Spécialisée dans les prestations familiales, Véronique Vogel a travaillé pendant plus de vingt ans dans la branche des mesures judiciaires d’aide à la gestion du budget familial (MJAGBF), elle-même intégrée au service « accompagnement » de l’UDAF (2). « Le secteur des familles m’a toujours mieux convenu que celui des majeurs [concernés par les mesures d’accompagnement judiciaire], qui draine une population plus lourde », explique-t-elle. En 2010, elle bascule à 80 % sur le nouveau dispositif « PASS contre le surendettement » mis en place par l’UDAF, en association avec Familles rurales, la Confédération syndicale des familles (CSF), l’Association générale des familles (AGF) du Bas-Rhin et les Associations familiales laïques (AFL).
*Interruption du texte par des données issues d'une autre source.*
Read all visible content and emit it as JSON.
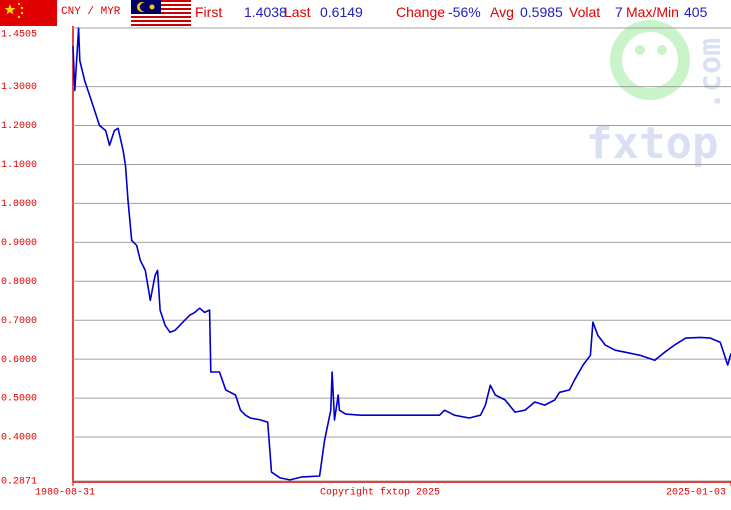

Les 20 % restants de son emploi du temps étant consacrés aux demandes de microcrédits, « qui augmentent depuis début 2013 », confie Laura Biteaud, responsable depuis plusieurs années du service « accompagnement ». En janvier, Véronique Vogel a été rejointe dans le cadre du dispositif par Olivier Garrigue, en contrat de vingt heures par semaine à l’UDAF. Celui-ci possède une formation universitaire en psychologie et termine la validation du diplôme de conseiller en économie sociale et familiale. Recruté après un stage à la CSF en 2012, il a contribué à l’élaboration d’un module de formation intitulé « Mon budget », destiné à la réalisation d’actions de prévention collective auprès des familles, et à la formation à l’évaluation budgétaire des bénévoles chargés de l’accueil des usagers. La mission de Véronique Vogel et d’Olivier Garrigue : traiter environ 120 dossiers d’endettement ou de surendettement émanant des quatre associations fédérées ou directement de l’UDAF.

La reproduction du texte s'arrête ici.